Ollama Adapter

Overview

Mechanism: HTTP POST to local Ollama server (/api/chat) with stream: true.

Why Ollama for cheap/local tasks:

Zero cost per call — ideal for classification, routing, extraction
Sensitive client data never leaves the machine — data sovereignty
Works offline / air-gapped — required for some enterprise on-prem tenants
No rate limits, no API quotas

When to use:

Topic Researcher, Research Note Writer
Content Researcher (scraping + extraction)
Task classification and routing
Session summarisation (reduce cloud spend)
Any task involving sensitive client data where the tenant has set dataPrivacyLevel: 'local_only'
Enterprise on-prem tenants that have disabled cloud providers

Configuration


interface OllamaAdapterConfig {
  model:    string;    // e.g. 'gemma3:4b', 'llama3.2', 'mistral'
  baseUrl:  string;    // default: http://ollama:11434
  timeoutMs: number;
}

How Data Flows IN


POST http://ollama:11434/api/chat
Content-Type: application/json

{
  "model": "gemma3:4b",
  "stream": true,
  "messages": [
    { "role": "system", "content": "<skills content prepended + system prompt>" },
    { "role": "user",   "content": "<task prompt>" }
  ]
}

The system content is the skills Markdown concatenated with the system prompt.
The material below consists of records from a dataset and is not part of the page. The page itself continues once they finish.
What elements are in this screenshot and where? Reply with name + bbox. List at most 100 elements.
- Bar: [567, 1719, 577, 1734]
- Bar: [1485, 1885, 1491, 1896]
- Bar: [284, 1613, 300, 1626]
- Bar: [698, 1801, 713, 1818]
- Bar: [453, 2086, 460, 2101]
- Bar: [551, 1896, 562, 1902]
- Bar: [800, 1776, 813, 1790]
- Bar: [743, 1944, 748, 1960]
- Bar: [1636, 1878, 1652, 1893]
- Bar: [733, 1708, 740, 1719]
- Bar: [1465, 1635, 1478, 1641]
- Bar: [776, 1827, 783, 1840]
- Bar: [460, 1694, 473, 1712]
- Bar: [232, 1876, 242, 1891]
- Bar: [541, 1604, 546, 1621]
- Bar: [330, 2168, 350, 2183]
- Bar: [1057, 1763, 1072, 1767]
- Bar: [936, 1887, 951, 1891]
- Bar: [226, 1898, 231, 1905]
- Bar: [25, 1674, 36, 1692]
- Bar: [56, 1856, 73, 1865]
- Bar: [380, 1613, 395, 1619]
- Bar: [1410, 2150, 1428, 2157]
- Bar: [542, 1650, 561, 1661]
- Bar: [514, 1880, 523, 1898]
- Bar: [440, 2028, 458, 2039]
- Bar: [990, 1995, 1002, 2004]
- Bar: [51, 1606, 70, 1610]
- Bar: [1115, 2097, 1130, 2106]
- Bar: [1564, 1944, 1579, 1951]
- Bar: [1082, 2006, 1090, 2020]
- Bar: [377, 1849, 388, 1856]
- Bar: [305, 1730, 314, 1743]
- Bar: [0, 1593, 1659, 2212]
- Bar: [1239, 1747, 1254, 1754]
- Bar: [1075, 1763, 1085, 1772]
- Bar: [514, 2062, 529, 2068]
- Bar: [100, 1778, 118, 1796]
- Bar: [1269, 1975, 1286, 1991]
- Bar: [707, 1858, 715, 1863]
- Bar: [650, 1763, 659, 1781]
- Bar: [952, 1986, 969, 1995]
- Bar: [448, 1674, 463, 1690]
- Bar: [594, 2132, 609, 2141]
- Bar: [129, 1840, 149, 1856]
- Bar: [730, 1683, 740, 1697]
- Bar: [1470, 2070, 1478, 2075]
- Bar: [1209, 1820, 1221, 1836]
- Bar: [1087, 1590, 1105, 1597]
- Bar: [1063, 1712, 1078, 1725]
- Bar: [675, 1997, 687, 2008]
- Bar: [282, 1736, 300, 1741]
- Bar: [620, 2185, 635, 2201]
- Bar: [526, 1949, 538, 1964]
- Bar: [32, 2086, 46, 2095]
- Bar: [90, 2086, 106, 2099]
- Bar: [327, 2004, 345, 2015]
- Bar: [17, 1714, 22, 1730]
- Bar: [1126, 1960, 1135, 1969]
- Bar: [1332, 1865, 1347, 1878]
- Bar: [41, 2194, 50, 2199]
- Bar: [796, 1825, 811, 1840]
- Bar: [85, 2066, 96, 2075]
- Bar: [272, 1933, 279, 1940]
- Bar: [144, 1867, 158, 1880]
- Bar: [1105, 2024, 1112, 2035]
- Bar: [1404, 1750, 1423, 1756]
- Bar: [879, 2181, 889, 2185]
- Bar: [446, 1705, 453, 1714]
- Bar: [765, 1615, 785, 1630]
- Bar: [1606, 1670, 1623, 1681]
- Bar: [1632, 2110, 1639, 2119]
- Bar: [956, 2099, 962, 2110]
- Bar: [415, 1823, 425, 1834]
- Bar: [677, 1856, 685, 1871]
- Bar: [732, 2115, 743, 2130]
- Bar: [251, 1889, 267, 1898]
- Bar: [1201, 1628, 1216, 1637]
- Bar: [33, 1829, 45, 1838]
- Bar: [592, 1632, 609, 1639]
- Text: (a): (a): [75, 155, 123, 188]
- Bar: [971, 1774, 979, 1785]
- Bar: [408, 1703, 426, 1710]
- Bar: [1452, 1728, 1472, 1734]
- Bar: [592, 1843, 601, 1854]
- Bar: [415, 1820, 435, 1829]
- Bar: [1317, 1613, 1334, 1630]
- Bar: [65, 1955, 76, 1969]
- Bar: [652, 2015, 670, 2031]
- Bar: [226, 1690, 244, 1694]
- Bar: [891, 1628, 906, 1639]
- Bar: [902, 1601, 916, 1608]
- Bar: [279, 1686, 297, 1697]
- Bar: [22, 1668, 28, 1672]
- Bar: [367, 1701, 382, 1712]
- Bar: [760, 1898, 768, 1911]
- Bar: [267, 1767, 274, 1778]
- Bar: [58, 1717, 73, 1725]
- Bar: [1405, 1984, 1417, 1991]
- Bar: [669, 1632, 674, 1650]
Ollama’s message format mirrors OpenAI’s chat format. Conversation history is threaded as prior user/assistant turns appended to the messages array.
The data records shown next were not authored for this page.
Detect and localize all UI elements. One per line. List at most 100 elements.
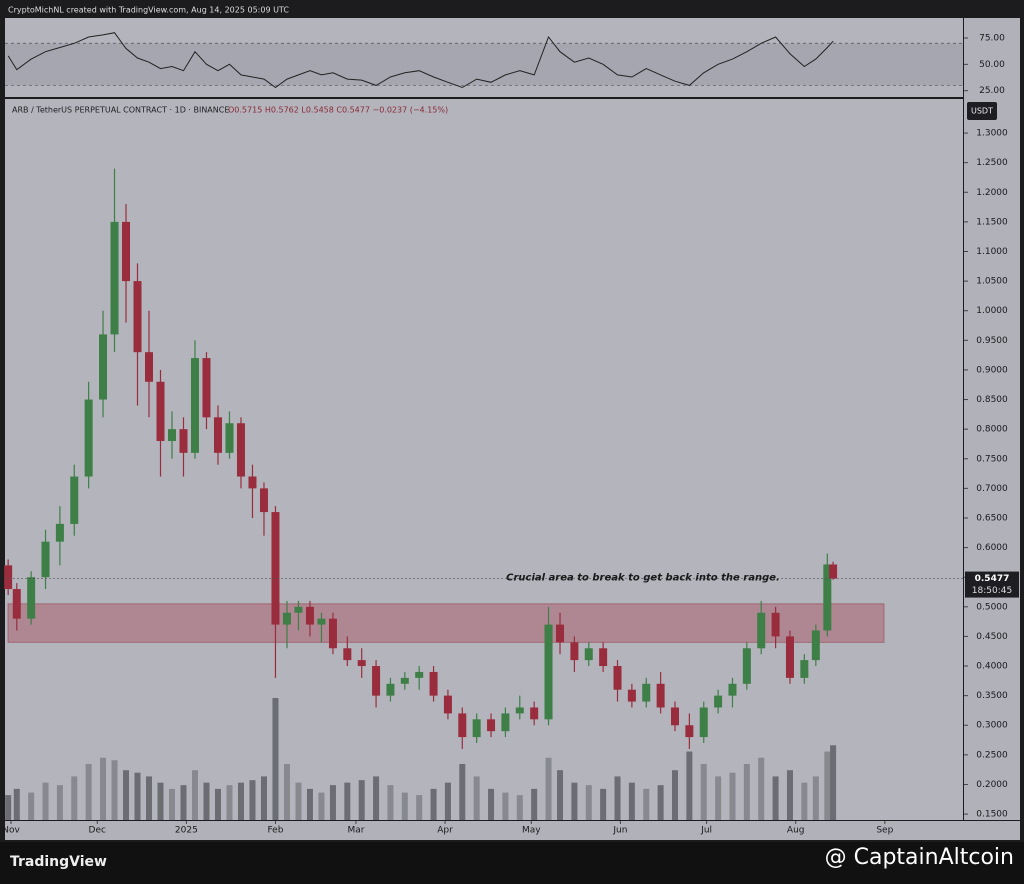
candle-body bbox=[642, 683, 651, 702]
candle-body bbox=[343, 648, 352, 661]
y-tick-label: 0.2500 bbox=[976, 750, 1008, 760]
volume-bar bbox=[42, 782, 49, 820]
candle-body bbox=[728, 683, 737, 696]
volume-bar bbox=[203, 782, 210, 820]
candle-body bbox=[4, 565, 13, 590]
volume-bar bbox=[758, 757, 765, 820]
y-tick-label: 1.1500 bbox=[976, 217, 1008, 227]
rsi-tick-label: 75.00 bbox=[979, 34, 1005, 44]
volume-bar bbox=[812, 776, 819, 820]
candle-body bbox=[70, 476, 79, 524]
volume-bar bbox=[28, 792, 35, 820]
x-tick-label: 2025 bbox=[175, 826, 198, 836]
candle-body bbox=[544, 624, 553, 720]
candle-body bbox=[487, 719, 496, 732]
price-label: 0.5477 bbox=[975, 574, 1010, 584]
footer bbox=[0, 842, 1024, 884]
volume-bar bbox=[283, 763, 290, 820]
volume-bar bbox=[157, 782, 164, 820]
volume-bar bbox=[743, 763, 750, 820]
volume-bar bbox=[329, 785, 336, 820]
candle-body bbox=[372, 666, 381, 696]
volume-bar bbox=[516, 795, 523, 820]
volume-bar bbox=[643, 788, 650, 820]
y-tick-label: 0.4000 bbox=[976, 662, 1008, 672]
y-tick-label: 0.7000 bbox=[976, 484, 1008, 494]
volume-bar bbox=[786, 770, 793, 820]
volume-bar bbox=[387, 785, 394, 820]
volume-bar bbox=[772, 776, 779, 820]
x-tick-label: Feb bbox=[268, 826, 284, 836]
zone bbox=[7, 603, 885, 643]
y-tick-label: 0.5000 bbox=[976, 602, 1008, 612]
candle-body bbox=[829, 564, 838, 579]
currency: USDT bbox=[971, 107, 993, 116]
x-tick-label: May bbox=[522, 826, 541, 836]
candle-body bbox=[236, 423, 245, 477]
volume-bar bbox=[180, 785, 187, 820]
countdown: 18:50:45 bbox=[972, 586, 1012, 596]
volume-bar bbox=[344, 782, 351, 820]
currency-box bbox=[967, 102, 997, 120]
volume-bar bbox=[214, 788, 221, 820]
volume-bar bbox=[358, 780, 365, 820]
volume-bar bbox=[830, 745, 837, 820]
y-tick-label: 0.2000 bbox=[976, 780, 1008, 790]
candle-body bbox=[12, 589, 21, 619]
candle-body bbox=[472, 719, 481, 738]
y-tick-label: 0.4500 bbox=[976, 632, 1008, 642]
volume-bar bbox=[401, 792, 408, 820]
volume-bar bbox=[729, 772, 736, 820]
rsi-tick-label: 25.00 bbox=[979, 86, 1005, 96]
volume-bar bbox=[488, 788, 495, 820]
volume-bar bbox=[600, 788, 607, 820]
candle-body bbox=[271, 512, 280, 625]
candle-body bbox=[627, 689, 636, 702]
candle-body bbox=[556, 624, 565, 643]
volume-bar bbox=[272, 698, 279, 820]
volume-bar bbox=[111, 760, 118, 820]
volume-bar bbox=[318, 792, 325, 820]
candle-body bbox=[685, 725, 694, 738]
volume-bar bbox=[671, 770, 678, 820]
y-tick-label: 1.2000 bbox=[976, 188, 1008, 198]
candle-body bbox=[145, 352, 154, 382]
volume-bar bbox=[531, 788, 538, 820]
candle-body bbox=[501, 713, 510, 732]
candle-body bbox=[771, 612, 780, 637]
candle-body bbox=[458, 713, 467, 738]
candle-body bbox=[515, 707, 524, 714]
volume-bar bbox=[444, 782, 451, 820]
x-tick-label: Apr bbox=[437, 826, 453, 836]
candle-body bbox=[317, 618, 326, 625]
volume-bar bbox=[56, 785, 63, 820]
candle-body bbox=[27, 577, 36, 619]
candle-body bbox=[305, 606, 314, 625]
volume-bar bbox=[657, 785, 664, 820]
volume-bar bbox=[473, 776, 480, 820]
candle-body bbox=[190, 358, 199, 453]
candle-body bbox=[785, 636, 794, 678]
candle-body bbox=[122, 221, 131, 282]
candle-body bbox=[282, 612, 291, 625]
y-tick-label: 0.8000 bbox=[976, 425, 1008, 435]
y-tick-label: 1.3000 bbox=[976, 129, 1008, 139]
candle-body bbox=[133, 281, 142, 353]
volume-bar bbox=[237, 782, 244, 820]
candle-body bbox=[41, 541, 50, 578]
candle-body bbox=[99, 334, 108, 400]
candle-body bbox=[259, 488, 268, 513]
credit: CryptoMichNL created with TradingView.co… bbox=[8, 6, 289, 15]
volume-bar bbox=[295, 782, 302, 820]
candle-body bbox=[599, 648, 608, 667]
candle-body bbox=[84, 399, 93, 477]
candle-body bbox=[55, 523, 64, 542]
band-fill bbox=[5, 43, 963, 86]
volume-bar bbox=[430, 788, 437, 820]
volume-bar bbox=[249, 780, 256, 820]
candle-body bbox=[110, 221, 119, 335]
candle-body bbox=[570, 642, 579, 661]
candle-body bbox=[823, 564, 832, 631]
candle-body bbox=[613, 666, 622, 690]
volume-bar bbox=[5, 795, 12, 820]
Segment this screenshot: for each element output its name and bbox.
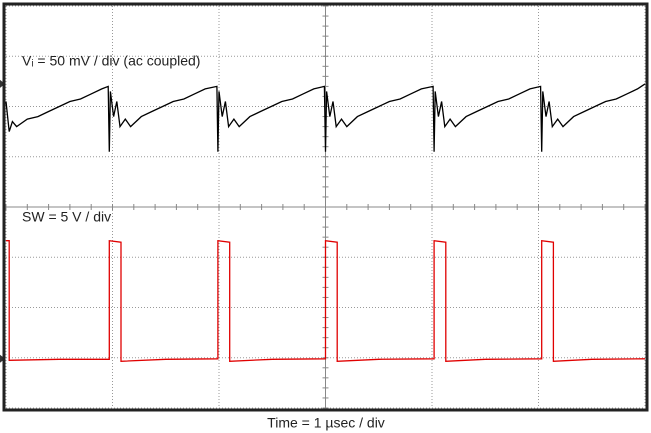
- x-axis-label: Time = 1 µsec / div: [267, 415, 385, 431]
- waveform: [6, 239, 646, 362]
- waveform: [5, 83, 646, 152]
- series-label: SW = 5 V / div: [22, 209, 111, 225]
- frame: [2, 2, 649, 412]
- series-label: Vᵢ = 50 mV / div (ac coupled): [22, 53, 200, 69]
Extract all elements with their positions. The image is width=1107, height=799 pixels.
How Data Flows OUT — NDJSON Streaming


{ "model": "gemma3:4b", "message": { "role": "assistant", "content": "Why " }, "done": false }
{ "model": "gemma3:4b", "message": { "role": "assistant", "content": "Your " }, "done": false }
{ "model": "gemma3:4b", "message": { "role": "assistant", "content": "" }, "done": true, "eval_count": 89, "prompt_eval_count": 201 }

The adapter reads the response body line by line (NDJSON). When done: false, it accumulates message.content. When done: true, it captures eval_count (output tokens) and prompt_eval_count (input tokens) for cost logging. Cost is always $0.00 for local models.

Session Handling

Ollama has no built-in session management. History is maintained manually:

Message history stored in MongoDB sessions collection (same pattern as OpenAI)
Context limit is model-dependent (Gemma 3 4B = 8k tokens); older turns are summarised when approaching the limit

Skills Injection

There is no --add-dir equivalent. Skills content is injected directly into the system message:

Skills content is retrieved from MongoDB as Markdown strings
Concatenated and prepended to the system message: [skill1content]\n\n---\n\n[skill2content]\n\n---\n\n[systemPrompt]
All content is sent upfront with every request — this consumes tokens on every call, unlike Claude’s --add-dir which is lazy (Claude reads files only when it needs them)

Health Checks

Before dispatching a task, the worker optionally runs testAdapter() to verify the adapter is operational.

OllamaAdapter checks:

Check	What it verifies
Server reachable	`GET http://ollama:11434/api/tags` returns 200
Model available	Configured model name appears in the tags list

When health checks run:

On agent creation — validate before the agent is set to active
On manual “Test Connection” from the Manage App agent config screen
Optionally on worker startup — configurable per deployment; skipped if ADAPTER_HEALTH_CHECK_ON_START=false
Health check failures do not block existing queued work — they surface as a warning on the agent config record

Cost Source

Always $0.00 — local inference, no API billing. Token counts (eval_count + prompt_eval_count) are still recorded in llm_calls for usage visibility.

Timeout

HTTP fetch with AbortController at timeoutMs. The activity run is marked failed with error: 'timeout' and BullMQ retry policy picks it up.